- Born: 18 December 1893 Sopik, Ottoman Empire
- Died: 26 February 1986 (aged 92) Alexandria, Virginia, U.S.
- Genres: Classical
- Instrument: Classical guitar

= Sophocles Papas =

Greek guitar teacher and publisher (1893–1986)

Sophocles Papas (18 December 1893 – 26 February 1986) was a Greek classical guitar pedagogue and music publisher.

==Early life==
Papas was born in Sopik, Ottoman Empire. He was exposed to classical music at an early age by his father, who was a church chanter, a voice teacher, and a casual player of the violin. When Papas was a young teenager, he went to live with an uncle in Cairo. He attended school and studied piano. He also began to study both the mandolin and the guitar.

== Career ==
Papas returned to Greece in 1912, where he fought as an Albanian guerrilla against the Turks in the Balkan Wars. Later, he joined the Hellenic Army and fought in the Greco-Turkish War.

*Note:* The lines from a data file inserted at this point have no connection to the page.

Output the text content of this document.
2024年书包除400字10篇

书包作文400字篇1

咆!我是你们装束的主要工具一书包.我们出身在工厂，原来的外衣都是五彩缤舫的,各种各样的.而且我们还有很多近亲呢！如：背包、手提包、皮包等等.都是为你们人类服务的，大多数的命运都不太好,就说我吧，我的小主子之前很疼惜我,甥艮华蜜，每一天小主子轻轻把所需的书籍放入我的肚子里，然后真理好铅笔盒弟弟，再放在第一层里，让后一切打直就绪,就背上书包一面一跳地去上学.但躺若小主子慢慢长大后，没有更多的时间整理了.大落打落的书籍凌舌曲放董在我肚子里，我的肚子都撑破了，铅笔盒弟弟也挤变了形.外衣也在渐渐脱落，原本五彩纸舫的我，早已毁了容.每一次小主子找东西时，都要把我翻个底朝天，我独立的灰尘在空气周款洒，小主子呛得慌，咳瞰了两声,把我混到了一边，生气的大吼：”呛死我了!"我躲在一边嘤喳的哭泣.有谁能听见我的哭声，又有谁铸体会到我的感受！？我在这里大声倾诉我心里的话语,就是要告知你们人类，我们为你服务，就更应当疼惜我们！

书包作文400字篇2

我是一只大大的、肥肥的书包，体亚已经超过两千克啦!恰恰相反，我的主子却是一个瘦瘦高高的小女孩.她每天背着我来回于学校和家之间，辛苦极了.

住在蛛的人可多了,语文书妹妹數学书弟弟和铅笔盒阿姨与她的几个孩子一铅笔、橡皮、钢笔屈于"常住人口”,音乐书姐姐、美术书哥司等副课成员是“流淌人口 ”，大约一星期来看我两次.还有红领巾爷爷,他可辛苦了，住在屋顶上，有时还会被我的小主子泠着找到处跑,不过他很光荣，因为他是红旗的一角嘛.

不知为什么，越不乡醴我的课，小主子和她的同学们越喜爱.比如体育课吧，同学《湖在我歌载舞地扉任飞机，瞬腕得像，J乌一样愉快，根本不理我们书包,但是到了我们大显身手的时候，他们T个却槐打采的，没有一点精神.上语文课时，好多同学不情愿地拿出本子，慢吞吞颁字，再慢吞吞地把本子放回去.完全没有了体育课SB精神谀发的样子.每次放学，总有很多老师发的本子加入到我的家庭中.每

In 1914, Papas moved to the United States and began teaching classical guitar in Washington, D.C. He also taught at American University. The lack of published guitar music led Papas to found the Columbia Music Company. The company still publishes many arrangements and original compositions for the guitar, including a number by Papas's friend Andrés Segovia. Perhaps best known is Papas's Method for the Classic Guitar (494-00194 / CO 300), and his revised edition of Fernando Sor's Sixty Short Pieces for Guitar (vol. I: nos. 1–38, 494-00227 / CO 170a; and vol. II: nos. 39–60, 494-00227 / CO 170b), first published in 1963. Theodore Presser Company acquired Columbia Music Company in 2017. Papas was also a regular contributor to many scholarly music journals, notably Crescendo. In addition, Papas was for several years a member of the Board of Directors of the Guitar Foundation of America.

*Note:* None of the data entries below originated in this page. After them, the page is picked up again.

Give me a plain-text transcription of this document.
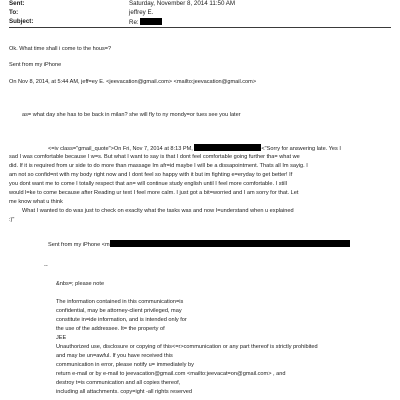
Sent:	Saturday, November 8, 2014 11:50 AM
To:	jeffrey E.
Subject:	Re:
Ok. What time shall i come to the hous=?
Sent from my iPhone
On Nov 8, 2014, at 5:44 AM, jeff=ey E. <jeevacation@gmail.com> <mailto:jeevacation@gmail.com>
as= what day she has to be back in milan? she will fly to ny mondy=or tues see you later
<=iv class="gmail_quote">On Fri, Nov 7, 2014 at 8:13 PM,	<"Sorry for answering late. Yes I
sad I was comfortable because I w=s. But what I want to say is that I dont feel comfortable going further tha= what we
did. If it is required from ur side to do more than massage Im afr=id maybe I will be a dissapointment. Thats all Im sayig. I
am not so confid=nt with my body right now and I dont feel so happy with it but im fighting e=eryday to get better! If
you dont want me to come I totally respect that an= will continue study english until I feel more comfortable. I still
would l=ke to come because after Reading ur text I feel more calm. I just got a bit=worried and I am sorry for that. Let
me know what u think
What I wanted to do was just to check on exaclty what the tasks was and now I=understand when u explained
:)"
Sent from my iPhone <m
--
&nbs=; please note
The information contained in this communication=is
confidential, may be attorney-client privileged, may
constitute in=ide information, and is intended only for
the use of the addressee. It= the property of
JEE
Unauthorized use, disclosure or copying of this<=r>communication or any part thereof is strictly prohibited
and may be un=awful. If you have received this
communication in error, please notify u= immediately by
return e-mail or by e-mail to jeevacation@gmail.com <mailto:jeevacat=on@gmail.com> , and
destroy t=is communication and all copies thereof,
including all attachments. copy=ight -all rights reserved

Some of his better-known pupils include Charlie Byrd, Sharon Isbin, Aaron Shearer, Jim Skinger, Dorothy de Goede, Clare Calahan, John Marlow, Jerry Willard, and the jazz musicians Bill Harris and Alvino Rey. Papas was a lifelong friend of Andrés Segovia, whom he met at Segovia's 1928 debut performance in North America.

==Selected publications==
Additional publications from the Columbia Music Company include:

- Papas's Bach Album: Fourteen Pieces, by J. S. Bach (Bourrée II, from Suite No. 4 for Cello, BWV 1010; Andante, from the Notebook for Anna Magdalena Bach, BWV App. 131; Minuet, from the Notebook for Anna Magdalena Bach, BWV App. 114; Minuet, from Violin Partita No. 3, BWV 1006; Gavotte, from Gavotte en Rondeau from Violin Partita No. 3, BWV 1006; Gavotte I, from Suite No. 6 for Cello, BWV 1012 (revised by Elisabeth Papas Smith); Gavotte II, from Suite No. 6 for Cello, BWV 1012; Minuet, from the Notebook for Anna Magdalena Bach, BWV App. 115; Minuet III, from Suite in G, BWV 822; Minuet, from the Notebook for Anna Magdalena Bach, BWV App. 132; Gavotte II (Musette), from French Suite No. 3, BWV 808; Prelude, or Little Prelude for Lute, BWV 999; Sarabande, from Violin Partita No. 1, BWV 1002; Bourrée, from Lute Suite No. 1, BWV 996), arranged by Sophocles Papas (494-00213 / CO 169).
- Five Catalan Melodies (El Noy de la Mare, El Testamento de Amelia, Plany, La Filla del Marxant, El Mestre), revised by Sophocles Papas (494-00204 / CO 232).
- Arpeggio Studies, edited and fingered by Sophocles Papas (494-00368 / CO 257).
- Eight Lessons, fingered by Sophocles Papas (494-00189 / CO 160).
- Six Easy Flamenco Variations, arranged by Sophocles Papas (494-00215 / CO 117)

==Bibliography==
- Elisabeth Papas Smith: Sophocles Papas: The Guitar, His Life (Chapel Hill, N.C.: Columbia Music, 1998)

==See also==

- Thea E. Smith, Papas' granddaughter and current president of Columbia Music Company.